I am not entirely certain what it would have taken to convert the young atheist I was. I do not think any line of reasoning would have done it. Although I fully agree that the existence of god is knowable and demonstrable, not all minds are open to the demonstration. If we can judge by our contemporaries, it is precisely the most scientific and rationalist minds that are most closed to the idea of god. Apologists counter with the argument that atheist scientists are simply being perverse, but it is something of a petitio principi to declare that the mark of rationality is to agree with us. A rational mind, properly trained, will probably accept the god hypothesis, but neither Porphyry nor Plotinus could be argued into accepting Christianity. Antony Flew was probably not really being irrational when, as the son of a clergyman, he embraced atheism; and pure reason, while it led him ultimately to embrace an abstract sort of theism, did not actually bring him to the Christian Faith.
When I was a child, many Christians who talked about their religion struck me as uncomfortably smug. On the other hand, my sturdy Catholic aunts made it pretty plain that I was going to Hell, if I did not begin following orders that came from Heaven by way of Rome. Whenever I stayed with them, they dragged me off to Mass, over my protestations that I had a bellyache or something—anything to keep me out of church. I loved my aunts, however, especially Catherine McDonald, and later in my life it was some comfort to know she had been praying for me. In college I became friends with two evangelicals, and, while I despised their feeble philosophy, I had to acknowledge the fineness of their character. They pitied me for my disbelief and my dissolution, but they hardly ever preached at me. At some point, it began to dawn on me that good Christians were, by and large, better people than the good atheists I knew. Besides, the Christians were a good deal less polemical. I had always been an atheist and took the nonexistence of god for granted, but I could never understand the passionate hatred exhibited by atheist converts for the god that did not exist. They are like the small boys who have discovered that Santa Claus is a myth and take pleasure in depriving younger children of the jolly old elf.

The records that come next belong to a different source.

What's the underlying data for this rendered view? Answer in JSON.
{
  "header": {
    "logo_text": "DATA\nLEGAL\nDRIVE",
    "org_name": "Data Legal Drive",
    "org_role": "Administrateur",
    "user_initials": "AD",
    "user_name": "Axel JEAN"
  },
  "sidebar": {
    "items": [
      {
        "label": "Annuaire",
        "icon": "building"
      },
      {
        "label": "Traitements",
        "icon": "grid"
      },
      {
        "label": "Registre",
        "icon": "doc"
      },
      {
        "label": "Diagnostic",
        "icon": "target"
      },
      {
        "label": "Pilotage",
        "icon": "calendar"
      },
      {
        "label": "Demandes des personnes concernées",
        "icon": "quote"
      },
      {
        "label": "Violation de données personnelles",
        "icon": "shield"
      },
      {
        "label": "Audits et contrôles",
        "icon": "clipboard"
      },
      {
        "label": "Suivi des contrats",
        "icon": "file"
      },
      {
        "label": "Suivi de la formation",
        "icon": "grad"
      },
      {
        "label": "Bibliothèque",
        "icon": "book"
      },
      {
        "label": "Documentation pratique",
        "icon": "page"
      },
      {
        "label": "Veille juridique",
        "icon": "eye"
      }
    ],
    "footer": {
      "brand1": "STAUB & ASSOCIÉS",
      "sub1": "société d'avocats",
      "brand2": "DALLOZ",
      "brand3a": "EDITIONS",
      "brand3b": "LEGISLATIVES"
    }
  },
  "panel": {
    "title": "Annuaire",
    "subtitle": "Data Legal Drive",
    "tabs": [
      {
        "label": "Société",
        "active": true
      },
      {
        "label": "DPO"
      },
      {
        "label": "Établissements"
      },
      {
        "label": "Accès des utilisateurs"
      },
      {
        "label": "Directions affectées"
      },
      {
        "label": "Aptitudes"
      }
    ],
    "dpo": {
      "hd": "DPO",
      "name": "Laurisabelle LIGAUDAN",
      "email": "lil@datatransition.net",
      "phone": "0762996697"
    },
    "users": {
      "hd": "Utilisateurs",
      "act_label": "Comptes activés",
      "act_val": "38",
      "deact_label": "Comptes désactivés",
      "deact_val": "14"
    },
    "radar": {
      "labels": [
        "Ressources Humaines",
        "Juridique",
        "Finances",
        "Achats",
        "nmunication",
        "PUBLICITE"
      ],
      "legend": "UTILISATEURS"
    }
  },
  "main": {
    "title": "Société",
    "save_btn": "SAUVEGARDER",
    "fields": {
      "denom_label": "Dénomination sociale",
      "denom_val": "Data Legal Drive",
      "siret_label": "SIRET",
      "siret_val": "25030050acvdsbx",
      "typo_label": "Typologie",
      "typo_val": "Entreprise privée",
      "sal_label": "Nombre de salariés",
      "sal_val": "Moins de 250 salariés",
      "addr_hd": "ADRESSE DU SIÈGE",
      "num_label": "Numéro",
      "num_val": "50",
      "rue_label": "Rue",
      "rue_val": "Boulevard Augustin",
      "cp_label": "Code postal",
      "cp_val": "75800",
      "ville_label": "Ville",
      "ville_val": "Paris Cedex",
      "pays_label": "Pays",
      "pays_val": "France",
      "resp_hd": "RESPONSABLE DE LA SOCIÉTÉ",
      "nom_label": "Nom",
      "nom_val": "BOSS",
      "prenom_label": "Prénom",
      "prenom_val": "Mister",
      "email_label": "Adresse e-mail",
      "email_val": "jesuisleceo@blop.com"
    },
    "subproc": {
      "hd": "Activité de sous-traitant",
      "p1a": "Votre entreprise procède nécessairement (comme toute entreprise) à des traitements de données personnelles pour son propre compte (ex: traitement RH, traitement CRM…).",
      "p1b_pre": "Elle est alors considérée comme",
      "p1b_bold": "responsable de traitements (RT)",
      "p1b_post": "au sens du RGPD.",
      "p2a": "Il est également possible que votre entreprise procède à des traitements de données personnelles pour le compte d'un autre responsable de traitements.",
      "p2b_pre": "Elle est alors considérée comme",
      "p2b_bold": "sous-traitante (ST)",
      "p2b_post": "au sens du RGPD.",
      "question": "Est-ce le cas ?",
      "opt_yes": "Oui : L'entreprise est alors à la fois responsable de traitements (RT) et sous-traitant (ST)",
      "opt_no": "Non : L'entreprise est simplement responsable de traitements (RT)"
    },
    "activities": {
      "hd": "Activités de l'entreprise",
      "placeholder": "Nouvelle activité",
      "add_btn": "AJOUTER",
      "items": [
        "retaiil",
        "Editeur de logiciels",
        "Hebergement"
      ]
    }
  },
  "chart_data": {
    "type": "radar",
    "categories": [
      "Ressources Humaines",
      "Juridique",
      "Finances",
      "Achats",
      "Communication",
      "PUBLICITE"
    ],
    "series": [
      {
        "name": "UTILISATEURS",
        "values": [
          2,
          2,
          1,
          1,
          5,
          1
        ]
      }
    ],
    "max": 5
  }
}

It was the character of Christians, then, and not their arguments that first began to undermine my simplistic faith in a nonsensical universe. No theistic philosophy could have penetrated my closed mind. Pinning faith to any particular stage of logic and science can be risky, because cosmology is a competitive business. Once upon a time people were content with the elephant standing on a turtle’s back; the far wiser early Greeks spoke of Chaos—the separation of heaven and earth—from which all the things of our universe were generated in stages, while later Greeks either accepted the arguments of Aristotle (that God was the ultimate cause or mover) or sided with the materialists, who insisted that the universe could be explained exclusively in terms of atoms and void. If there be any gods, argued Epicurus, we know nothing of them, and they care nothing for us. Better just not to think about it.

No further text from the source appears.